Will you work on a farm? Maybe, if you want to. But you're just as likely to work at a tech startup, a research lab, a manufacturing company, or a government agency. Some BAE grads work at Google, Tesla, or biotech companies.

What's the pay like? Starting salaries typically range from $60K-$75K, with experienced engineers making $90K-$130K+. Specialized roles (especially in biotech or tech) can pay significantly more.

Do you need to grow up on a farm? Absolutely not. You need curiosity, problem-solving skills, and a desire to work on meaningful challenges. Some of the best innovations come from people who bring fresh perspectives.

Why Choose This Field

  • You'll actually see your impact. Your work directly affects food security, environmental health, and quality of life
  • It's interdisciplinary. Combine biology, engineering, tech, data science, and business
  • The problems are constantly evolving. You won't be doing the same thing for 40 years
  • You can work anywhere. From Silicon Valley startups to international NGOs to research universities
  • It's future-proof. As long as humans need food, water, and sustainable systems, this work matters

The Bottom Line

If you want to work on technology that matters, solve problems that affect real people, and be part of the generation that figures out how to sustain 10 billion people on this planet—this might be your path.

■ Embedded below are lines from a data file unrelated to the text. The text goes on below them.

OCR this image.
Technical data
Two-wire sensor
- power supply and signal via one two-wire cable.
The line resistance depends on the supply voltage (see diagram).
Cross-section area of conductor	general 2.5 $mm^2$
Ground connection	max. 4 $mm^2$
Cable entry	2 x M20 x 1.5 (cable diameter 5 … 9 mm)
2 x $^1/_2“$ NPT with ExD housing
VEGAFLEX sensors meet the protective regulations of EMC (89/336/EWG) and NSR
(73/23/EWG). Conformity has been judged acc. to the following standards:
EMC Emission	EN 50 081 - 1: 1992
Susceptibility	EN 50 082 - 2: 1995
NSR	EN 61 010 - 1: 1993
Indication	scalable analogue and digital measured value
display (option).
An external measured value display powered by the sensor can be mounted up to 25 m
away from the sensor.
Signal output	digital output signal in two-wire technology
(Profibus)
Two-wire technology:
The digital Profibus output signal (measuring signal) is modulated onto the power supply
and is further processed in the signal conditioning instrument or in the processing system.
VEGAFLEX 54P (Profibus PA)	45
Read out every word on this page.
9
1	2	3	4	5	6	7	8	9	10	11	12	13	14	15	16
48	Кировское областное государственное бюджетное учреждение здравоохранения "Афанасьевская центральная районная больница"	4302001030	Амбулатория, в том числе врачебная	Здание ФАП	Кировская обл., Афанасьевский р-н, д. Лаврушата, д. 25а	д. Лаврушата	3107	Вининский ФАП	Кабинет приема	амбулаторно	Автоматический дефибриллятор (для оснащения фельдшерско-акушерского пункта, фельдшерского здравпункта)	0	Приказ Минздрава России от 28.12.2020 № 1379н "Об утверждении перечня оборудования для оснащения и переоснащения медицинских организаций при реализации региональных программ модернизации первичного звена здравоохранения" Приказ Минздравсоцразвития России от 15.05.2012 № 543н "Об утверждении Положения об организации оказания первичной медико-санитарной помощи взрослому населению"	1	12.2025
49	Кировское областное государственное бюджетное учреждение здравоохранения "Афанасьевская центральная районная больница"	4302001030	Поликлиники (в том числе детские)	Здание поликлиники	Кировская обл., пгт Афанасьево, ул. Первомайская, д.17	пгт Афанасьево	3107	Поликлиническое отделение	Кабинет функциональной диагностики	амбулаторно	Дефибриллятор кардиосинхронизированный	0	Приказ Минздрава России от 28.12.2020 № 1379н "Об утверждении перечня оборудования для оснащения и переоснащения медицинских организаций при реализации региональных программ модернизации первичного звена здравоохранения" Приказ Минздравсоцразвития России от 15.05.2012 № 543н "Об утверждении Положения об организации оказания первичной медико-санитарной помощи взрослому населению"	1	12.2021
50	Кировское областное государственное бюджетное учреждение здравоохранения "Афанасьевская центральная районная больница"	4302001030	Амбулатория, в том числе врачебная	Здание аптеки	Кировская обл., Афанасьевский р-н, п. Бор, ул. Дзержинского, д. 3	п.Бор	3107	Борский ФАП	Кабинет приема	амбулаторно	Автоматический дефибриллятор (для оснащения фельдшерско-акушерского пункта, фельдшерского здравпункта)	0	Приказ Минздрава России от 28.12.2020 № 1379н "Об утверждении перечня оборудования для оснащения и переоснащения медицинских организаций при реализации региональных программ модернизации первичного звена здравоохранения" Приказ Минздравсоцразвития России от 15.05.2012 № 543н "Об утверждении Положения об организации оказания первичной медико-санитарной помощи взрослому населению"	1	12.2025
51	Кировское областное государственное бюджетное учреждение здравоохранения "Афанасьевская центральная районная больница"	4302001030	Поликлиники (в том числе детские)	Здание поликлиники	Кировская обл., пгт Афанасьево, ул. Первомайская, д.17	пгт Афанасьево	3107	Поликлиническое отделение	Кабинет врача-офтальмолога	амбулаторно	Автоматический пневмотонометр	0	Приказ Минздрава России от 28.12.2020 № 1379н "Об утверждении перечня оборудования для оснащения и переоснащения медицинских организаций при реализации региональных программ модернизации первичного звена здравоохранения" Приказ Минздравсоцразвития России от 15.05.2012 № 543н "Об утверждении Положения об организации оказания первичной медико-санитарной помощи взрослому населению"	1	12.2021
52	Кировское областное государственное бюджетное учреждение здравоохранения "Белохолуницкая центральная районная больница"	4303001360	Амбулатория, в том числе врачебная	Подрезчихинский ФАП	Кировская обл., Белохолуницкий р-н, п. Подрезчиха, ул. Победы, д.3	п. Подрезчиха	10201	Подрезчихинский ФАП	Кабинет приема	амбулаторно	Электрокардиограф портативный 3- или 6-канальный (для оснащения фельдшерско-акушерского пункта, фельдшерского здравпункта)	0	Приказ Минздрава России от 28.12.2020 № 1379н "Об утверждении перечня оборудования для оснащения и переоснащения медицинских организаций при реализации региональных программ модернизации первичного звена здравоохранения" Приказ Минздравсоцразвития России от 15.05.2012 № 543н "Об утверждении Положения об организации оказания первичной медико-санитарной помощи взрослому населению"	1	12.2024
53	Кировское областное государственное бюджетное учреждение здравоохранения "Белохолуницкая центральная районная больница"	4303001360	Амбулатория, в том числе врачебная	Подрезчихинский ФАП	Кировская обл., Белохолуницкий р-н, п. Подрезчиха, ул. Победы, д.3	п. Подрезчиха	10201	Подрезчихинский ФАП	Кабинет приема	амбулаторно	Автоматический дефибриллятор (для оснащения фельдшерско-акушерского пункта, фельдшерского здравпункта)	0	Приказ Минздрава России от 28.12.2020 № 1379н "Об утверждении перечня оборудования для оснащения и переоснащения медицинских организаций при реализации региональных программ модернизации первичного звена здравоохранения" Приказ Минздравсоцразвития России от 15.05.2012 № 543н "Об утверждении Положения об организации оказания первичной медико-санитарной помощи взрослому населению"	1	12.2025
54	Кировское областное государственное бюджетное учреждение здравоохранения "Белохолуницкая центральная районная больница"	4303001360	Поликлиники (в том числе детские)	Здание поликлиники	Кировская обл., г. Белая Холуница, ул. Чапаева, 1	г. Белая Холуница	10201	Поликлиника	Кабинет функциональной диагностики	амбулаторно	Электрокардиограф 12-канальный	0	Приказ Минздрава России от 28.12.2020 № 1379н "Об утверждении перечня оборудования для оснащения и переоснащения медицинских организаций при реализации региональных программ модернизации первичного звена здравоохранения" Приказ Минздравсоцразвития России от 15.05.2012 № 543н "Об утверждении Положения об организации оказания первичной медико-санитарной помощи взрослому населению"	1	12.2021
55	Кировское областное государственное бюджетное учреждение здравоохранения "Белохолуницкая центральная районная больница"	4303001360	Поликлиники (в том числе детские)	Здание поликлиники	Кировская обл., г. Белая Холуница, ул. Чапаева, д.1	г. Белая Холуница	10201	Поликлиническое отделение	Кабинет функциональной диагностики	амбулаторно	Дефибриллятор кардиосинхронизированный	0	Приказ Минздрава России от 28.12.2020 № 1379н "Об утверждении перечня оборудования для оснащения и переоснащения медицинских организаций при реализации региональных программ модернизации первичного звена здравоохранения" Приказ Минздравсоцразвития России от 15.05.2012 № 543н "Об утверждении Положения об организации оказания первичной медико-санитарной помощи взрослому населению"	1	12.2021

The world doesn't need more apps for ordering food. It needs people who can engineer the systems that grow it sustainably.

Do You Want to Make a Real Difference in Your World? 

Would you like to improve quality of life, protect the environment, and help meet the needs of a growing world population? For the student who enjoys science and math, biological and agricultural engineering offers a unique opportunity to combine those scholarly interests with the challenge of providing food, fuel, fiber, timber and other goods without degrading or depleting our natural resources.

Agricultural and biological engineering academic programs offer a unique and valuable educational experience. Coursework includes engineering fundamentals complemented by classes in biological and agricultural sciences. When they reach their advanced-level courses, BAE students then tend to choose a specialty area according to their individual interests - for example, environmental systems, food production, biological processes, or power and machinery systems. The breadth of the BAE educational experience means that graduates have many career options, from ecosystems protection, to food safety, to bioenergy, and even human health.

ABE Students Enjoy a Distinct Advantage 

When it comes time to enter the workforce, ABE students have an edge over the competition. Their well-rounded engineering experiences enable them to function exceptionally well on the multidisciplinary teams in today's workforce. And only biological and agricultural engineers have the training and experience to understand the interrelationships between technology and living systems—talents needed to succeed in engineering positions today and in the future.